Por fazer parte da ponte aérea americana, recebeu assistência do Departamento de Estado, um apartamento em Alexandria, Virgínia. Ele acabou se formando na Alexandria City High School. E ele também foi ajudado pela Igreja de Cristo na Cidade Velha, Alexandria, que também ajudou Shafi e sua família.

Quando o conversamos na semana passada, ele finalmente teve boas notícias. Sua mãe, seu pai e três irmãos conseguiram chegar ao Paquistão, depois de pagar mil dólares cada um para serem contrabandeados. Ele está trabalhando com um grupo sem fins lucrativos que ajuda os afegãos a chegar aos EUA. Mas há milhares de afegãos no Paquistão ou em campos de refugiados noutros países, todos esperando o mesmo destino. Pode levar muitos meses, talvez anos.

Ele planeja frequentar o Northern Virginia Community College para se concentrar em computadores e segurança cibernética. Os residentes da Goodwin House agora o consideram parte da família.

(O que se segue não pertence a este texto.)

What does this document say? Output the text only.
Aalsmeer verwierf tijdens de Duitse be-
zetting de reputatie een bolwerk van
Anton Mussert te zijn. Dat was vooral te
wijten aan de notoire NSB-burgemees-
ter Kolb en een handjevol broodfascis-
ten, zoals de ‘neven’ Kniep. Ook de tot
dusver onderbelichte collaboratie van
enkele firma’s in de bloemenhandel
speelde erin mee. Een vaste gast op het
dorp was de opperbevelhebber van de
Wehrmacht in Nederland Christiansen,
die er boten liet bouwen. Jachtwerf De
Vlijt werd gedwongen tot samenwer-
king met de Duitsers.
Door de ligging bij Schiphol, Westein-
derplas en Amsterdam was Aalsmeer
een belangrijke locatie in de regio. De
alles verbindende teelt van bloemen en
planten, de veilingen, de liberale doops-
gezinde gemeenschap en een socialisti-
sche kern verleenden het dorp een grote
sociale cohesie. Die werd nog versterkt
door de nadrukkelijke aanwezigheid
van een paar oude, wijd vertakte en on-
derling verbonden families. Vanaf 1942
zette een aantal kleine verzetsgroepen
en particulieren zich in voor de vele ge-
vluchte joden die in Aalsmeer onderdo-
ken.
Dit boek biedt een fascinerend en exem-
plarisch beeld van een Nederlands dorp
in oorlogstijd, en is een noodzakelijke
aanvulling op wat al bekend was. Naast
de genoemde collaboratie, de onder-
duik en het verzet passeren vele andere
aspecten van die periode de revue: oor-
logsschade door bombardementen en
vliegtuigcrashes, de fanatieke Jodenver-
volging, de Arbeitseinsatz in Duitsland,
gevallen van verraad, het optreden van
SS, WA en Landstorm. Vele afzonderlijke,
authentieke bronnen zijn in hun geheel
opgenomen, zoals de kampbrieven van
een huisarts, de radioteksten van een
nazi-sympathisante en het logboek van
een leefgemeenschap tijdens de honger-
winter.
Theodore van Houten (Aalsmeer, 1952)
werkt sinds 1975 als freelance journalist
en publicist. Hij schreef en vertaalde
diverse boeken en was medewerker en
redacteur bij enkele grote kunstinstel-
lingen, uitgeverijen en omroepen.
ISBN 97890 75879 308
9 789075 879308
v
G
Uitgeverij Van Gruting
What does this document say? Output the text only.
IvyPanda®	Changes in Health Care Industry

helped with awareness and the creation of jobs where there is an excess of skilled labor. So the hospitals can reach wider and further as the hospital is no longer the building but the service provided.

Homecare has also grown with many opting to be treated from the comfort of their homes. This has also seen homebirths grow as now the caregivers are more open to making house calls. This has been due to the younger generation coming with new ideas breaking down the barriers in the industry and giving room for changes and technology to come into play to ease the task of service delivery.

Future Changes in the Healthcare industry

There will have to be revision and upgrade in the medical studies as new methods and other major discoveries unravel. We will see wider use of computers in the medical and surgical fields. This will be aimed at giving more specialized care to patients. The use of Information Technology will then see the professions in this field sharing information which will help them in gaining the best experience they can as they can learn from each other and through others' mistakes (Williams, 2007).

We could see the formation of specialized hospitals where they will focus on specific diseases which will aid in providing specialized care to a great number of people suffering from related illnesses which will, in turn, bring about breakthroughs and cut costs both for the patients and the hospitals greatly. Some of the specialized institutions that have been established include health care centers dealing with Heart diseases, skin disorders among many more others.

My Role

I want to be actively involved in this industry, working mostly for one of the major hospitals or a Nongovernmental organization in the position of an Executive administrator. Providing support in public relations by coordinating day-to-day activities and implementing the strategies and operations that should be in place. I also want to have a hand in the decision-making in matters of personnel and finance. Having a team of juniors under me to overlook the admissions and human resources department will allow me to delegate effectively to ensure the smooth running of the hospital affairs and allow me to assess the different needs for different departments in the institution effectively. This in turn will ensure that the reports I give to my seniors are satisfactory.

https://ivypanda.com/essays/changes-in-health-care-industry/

E ele tem trabalhado no ministério da Igreja de Cristo, ajudando dezenas de famílias afegãs na região.

BH diz que eles precisam de móveis, alimentação e, às vezes, auxílio para aluguel.

“Mas neste momento não temos orçamento suficiente para patrocinar uma nova família no ministério”, diz ele. “Se não puder ajudar com o aluguel mensal, tentarei encontrar uma alternativa. Em vez disso, oferecerei outra coisa. Nunca direi não, porque isso irá decepcioná-los, perturbá-los.”

Durante a nossa primeira visita a BH, ele contou-nos como vivia numa casa movimentada com a sua família no Afeganistão. Ele parecia tão solitário. Agora ele está acostumado a morar sozinho, meio que gosta disso. Ele parece mais confiante, faz exercícios na academia e vai a restaurantes com os amigos afegãos.

Quando vimos seu pequeno apartamento, ele era escasso, mal mobiliado, o que foi realmente de partir o coração. Ele nos mostrou fotos do apartamento agora. Há uma cama, alguns móveis, um buquê de rosas arrumado na mesa de cabeceira. Ele compartilha essas fotos com sua família do outro lado do mundo.

“Tenho tudo que preciso”, diz ele, “e não sonho apenas com coisas”.